Repatriamento de capitais ilícitos à espera da aprovação do Parlamento
PROPOSTA DE LEI. Possibilidade de os detentores de capitais desviados serem membros do partido no poder deixa jurista céptico sobre a aplicabilidade da futura lei.
A proposta de Lei de Repatriamento de Capitais encontra-se já na Assembleia Nacional para discussão e aprovação do diploma, que, em seguida, deverá entrar em vigência. O Governo, que pretende reaver dinheiros públicos desviados para o exterior, espera celeridade na apreciação do documento por parte dos deputados.
Entretanto, os juristas Vicente Pongolola e Pedro Kaparakata divergem em relação à aplicabilidade da futura Lei de Repatriamento de Capitais. Para o primeiro, o projecto terá sucesso, enquanto o último acha que o diploma corre o risco de se transformar em ‘lei morta’.
Pedro Kaparakata, que se mostra céptico à intenção governamental, argumenta que “provavelmente todas as pessoas envolvidas são ex-governantes e membros do partido que suporta o Governo, sendo que esse facto, por si só, já dificulta a aplicação da lei”.

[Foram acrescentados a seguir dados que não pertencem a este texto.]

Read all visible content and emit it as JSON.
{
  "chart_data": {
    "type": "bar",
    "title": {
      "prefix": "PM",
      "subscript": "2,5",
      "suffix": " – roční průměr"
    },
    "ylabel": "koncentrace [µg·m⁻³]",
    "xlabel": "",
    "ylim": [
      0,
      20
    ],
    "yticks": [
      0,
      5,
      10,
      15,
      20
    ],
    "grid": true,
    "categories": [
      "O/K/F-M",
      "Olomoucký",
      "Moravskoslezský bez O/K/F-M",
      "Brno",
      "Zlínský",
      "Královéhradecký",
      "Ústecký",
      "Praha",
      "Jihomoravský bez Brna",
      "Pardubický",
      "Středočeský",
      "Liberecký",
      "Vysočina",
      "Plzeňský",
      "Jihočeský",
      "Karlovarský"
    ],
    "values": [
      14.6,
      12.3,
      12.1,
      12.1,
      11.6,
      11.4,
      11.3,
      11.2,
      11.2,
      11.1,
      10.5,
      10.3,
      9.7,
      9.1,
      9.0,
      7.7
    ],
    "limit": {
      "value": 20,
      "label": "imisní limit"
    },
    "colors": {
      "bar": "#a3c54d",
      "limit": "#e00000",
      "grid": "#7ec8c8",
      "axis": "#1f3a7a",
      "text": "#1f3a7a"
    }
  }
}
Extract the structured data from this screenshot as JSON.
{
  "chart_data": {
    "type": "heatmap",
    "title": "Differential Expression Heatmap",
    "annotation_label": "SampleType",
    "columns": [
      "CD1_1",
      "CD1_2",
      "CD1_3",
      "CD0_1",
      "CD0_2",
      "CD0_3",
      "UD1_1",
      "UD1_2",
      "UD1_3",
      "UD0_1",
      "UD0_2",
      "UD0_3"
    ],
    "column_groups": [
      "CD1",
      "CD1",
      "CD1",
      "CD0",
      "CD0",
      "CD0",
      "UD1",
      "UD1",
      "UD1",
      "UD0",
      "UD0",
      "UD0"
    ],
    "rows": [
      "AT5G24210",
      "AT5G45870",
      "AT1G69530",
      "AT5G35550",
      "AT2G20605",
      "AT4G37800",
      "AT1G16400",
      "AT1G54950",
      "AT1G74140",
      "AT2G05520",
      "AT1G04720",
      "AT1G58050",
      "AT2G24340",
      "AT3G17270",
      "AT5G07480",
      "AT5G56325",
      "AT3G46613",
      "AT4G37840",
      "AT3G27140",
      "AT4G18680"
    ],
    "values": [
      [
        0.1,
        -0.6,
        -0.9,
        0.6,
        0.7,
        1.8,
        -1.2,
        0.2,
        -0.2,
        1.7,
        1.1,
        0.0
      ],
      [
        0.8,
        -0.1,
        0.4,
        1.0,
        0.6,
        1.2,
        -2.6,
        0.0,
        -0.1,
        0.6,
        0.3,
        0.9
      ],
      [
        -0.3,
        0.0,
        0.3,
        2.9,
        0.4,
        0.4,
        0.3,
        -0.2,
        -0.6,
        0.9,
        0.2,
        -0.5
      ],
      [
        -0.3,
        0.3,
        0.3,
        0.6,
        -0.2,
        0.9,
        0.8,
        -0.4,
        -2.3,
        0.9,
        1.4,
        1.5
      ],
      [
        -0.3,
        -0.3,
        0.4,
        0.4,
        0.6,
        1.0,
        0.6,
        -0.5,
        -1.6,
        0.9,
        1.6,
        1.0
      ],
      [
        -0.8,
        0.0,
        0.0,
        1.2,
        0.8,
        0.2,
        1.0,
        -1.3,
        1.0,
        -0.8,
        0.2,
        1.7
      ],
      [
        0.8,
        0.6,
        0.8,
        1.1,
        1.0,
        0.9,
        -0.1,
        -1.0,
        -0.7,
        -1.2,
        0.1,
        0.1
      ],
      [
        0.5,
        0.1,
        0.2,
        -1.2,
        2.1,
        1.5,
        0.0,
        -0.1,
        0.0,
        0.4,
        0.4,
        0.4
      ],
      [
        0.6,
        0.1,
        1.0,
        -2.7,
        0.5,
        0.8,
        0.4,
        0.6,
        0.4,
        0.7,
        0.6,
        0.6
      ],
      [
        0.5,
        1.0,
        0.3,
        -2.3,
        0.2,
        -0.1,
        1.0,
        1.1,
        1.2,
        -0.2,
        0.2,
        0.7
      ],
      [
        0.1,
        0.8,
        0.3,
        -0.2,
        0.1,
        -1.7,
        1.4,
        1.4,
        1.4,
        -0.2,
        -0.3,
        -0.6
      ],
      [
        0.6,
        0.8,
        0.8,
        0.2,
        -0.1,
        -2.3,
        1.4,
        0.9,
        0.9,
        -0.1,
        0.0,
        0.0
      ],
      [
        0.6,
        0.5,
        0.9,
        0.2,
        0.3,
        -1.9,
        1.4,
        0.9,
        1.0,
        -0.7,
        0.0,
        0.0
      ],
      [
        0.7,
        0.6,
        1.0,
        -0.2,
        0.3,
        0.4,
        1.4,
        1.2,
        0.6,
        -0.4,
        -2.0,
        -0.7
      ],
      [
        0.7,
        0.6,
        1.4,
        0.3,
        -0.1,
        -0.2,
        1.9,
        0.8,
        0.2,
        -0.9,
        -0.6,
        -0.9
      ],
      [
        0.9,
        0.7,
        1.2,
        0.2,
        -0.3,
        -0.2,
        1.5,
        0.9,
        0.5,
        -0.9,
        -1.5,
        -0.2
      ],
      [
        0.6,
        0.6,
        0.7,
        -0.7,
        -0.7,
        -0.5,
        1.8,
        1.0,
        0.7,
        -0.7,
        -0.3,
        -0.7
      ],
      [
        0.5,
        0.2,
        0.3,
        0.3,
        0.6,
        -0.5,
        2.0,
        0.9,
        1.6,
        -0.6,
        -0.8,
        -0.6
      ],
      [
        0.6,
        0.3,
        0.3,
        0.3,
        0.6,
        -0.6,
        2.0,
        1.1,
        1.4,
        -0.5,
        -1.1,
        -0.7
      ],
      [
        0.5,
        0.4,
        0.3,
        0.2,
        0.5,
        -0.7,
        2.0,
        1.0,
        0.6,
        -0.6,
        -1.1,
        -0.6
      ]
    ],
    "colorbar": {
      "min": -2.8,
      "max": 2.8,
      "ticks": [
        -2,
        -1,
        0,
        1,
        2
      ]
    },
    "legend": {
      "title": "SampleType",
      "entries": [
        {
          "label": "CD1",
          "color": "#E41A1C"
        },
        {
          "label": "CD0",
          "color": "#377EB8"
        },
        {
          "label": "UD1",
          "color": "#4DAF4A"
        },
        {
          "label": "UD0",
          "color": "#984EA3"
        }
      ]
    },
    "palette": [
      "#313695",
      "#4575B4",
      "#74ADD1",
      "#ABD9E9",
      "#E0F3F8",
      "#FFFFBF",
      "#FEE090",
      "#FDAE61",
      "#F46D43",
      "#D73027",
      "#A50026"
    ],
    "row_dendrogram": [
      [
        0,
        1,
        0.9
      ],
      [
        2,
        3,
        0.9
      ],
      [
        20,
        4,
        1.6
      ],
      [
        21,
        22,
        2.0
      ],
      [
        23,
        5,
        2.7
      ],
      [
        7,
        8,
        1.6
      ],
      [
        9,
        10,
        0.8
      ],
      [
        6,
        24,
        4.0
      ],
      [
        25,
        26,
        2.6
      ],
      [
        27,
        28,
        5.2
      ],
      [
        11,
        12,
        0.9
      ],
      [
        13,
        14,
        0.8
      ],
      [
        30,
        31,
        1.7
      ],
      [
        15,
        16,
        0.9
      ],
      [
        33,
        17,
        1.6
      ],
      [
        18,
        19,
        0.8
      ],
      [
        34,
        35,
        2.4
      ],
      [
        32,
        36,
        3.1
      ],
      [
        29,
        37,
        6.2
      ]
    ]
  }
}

O jurista alertou para a possibilidade de os capitais públicos desviados estarem já investidos em negócios “bem-sucedidos” no exterior, o que poderá dificultar ainda mais a pretensão de os repatriar. “A Lei angolana pode entrar em conflito com o ordenamento jurídico de França, por exemplo, no que toca ao repatriamento de capitais, caso esse dinheiro esteja investido”, explica.
Por ouro lado, Pedro Kaparakata afirma que, além da elaboração do diploma, o Governo devia já identificar os indivíduos que estejam nesta situação e notificá-los, sem esquecer a responsabilização criminal dos envolvidos. “Aí é que teríamos, de facto, um combate ao desvio de capitais públicos”, afirma.
No entanto, o jurista Vicente Pongolola discorda da opinião do seu colega de profissão, afirmando que a futura Lei “tem tudo para funcionar”, tendo em conta “as boas relações de cooperação que Angola tem com diferentes Estados”.
“Actualmente, o mundo está atento à circulação de capitais, em função dos perigos que existem no que toca ao branqueamento de capitais e financiamento ao terrorismo”, observa. Aliás, continua o jurista, já há países que, há anos, têm estado a condicionar a movimentação desses valores, por ausência de explicações da sua origem. “Por isso, não acho que será difícil reaver esse dinheiro.”
Em relação à não responsabilização criminal, Vicente Pongolola vê com ‘bons olhos’ a medida do Governo e entente que se trata de uma “amnistia financeira ou económica” para incentivar os indivíduos envolvidos a repatriar, de forma pacífica e dentro dos prazos legais. “Porque o mais importante agora é recuperar os dinheiros, de que o país precisa muito.”
Aprovado em Conselho de Ministros, na semana passada, a proposta de Lei visa permitir que os cidadãos nacionais residentes e as empresas com sede no país e que tenham recursos financeiros no exterior possam, voluntariamente, repatriá-los para serem investidos em Angola.
O governador do Banco Nacional de Angola (BNA), José de Lima Massano, explicou que a proposta de Lei cria um conjunto de incentivos para que esses recursos possam ser livremente repatriados. O dispositivo legal deverá criar também instrumentos para, no caso de recursos ilícitos retidos no exterior do país, possam ser igualmente retornados, tendo-se concedido um período de 180 dias para que esse processo aconteça, sem que, por parte das autoridades, seja exercido qualquer poder criminal, judicial ou de qualquer outra natureza.
“Concluído o período de 180 dias, e naqueles casos de recursos ilícitos se mantenham no exterior do país, as autoridades vão então fazer recurso a todos os meios que têm à sua disposição para, nos termos da lei, assegurarem o seu repatriamento para o território nacional e serem integrados na nossa economia e apoiarem o esforço de desenvolvimento”, avisou o governador do BNA.
Em relação aos capitais lícitos, Massano frisou que “o processo é voluntário” e quem tem recursos no exterior e os queira trazer pode fazê-lo livremente. “Durante os primeiros 180 dias de vigência da lei, quer sejam os recursos de forma lícita como de forma ilícita, não será feito qualquer questionamento, posteriormente volta-se ao quadro de normalidade, no âmbito das regras de ‘compliance’ que serão aplicadas”, observou.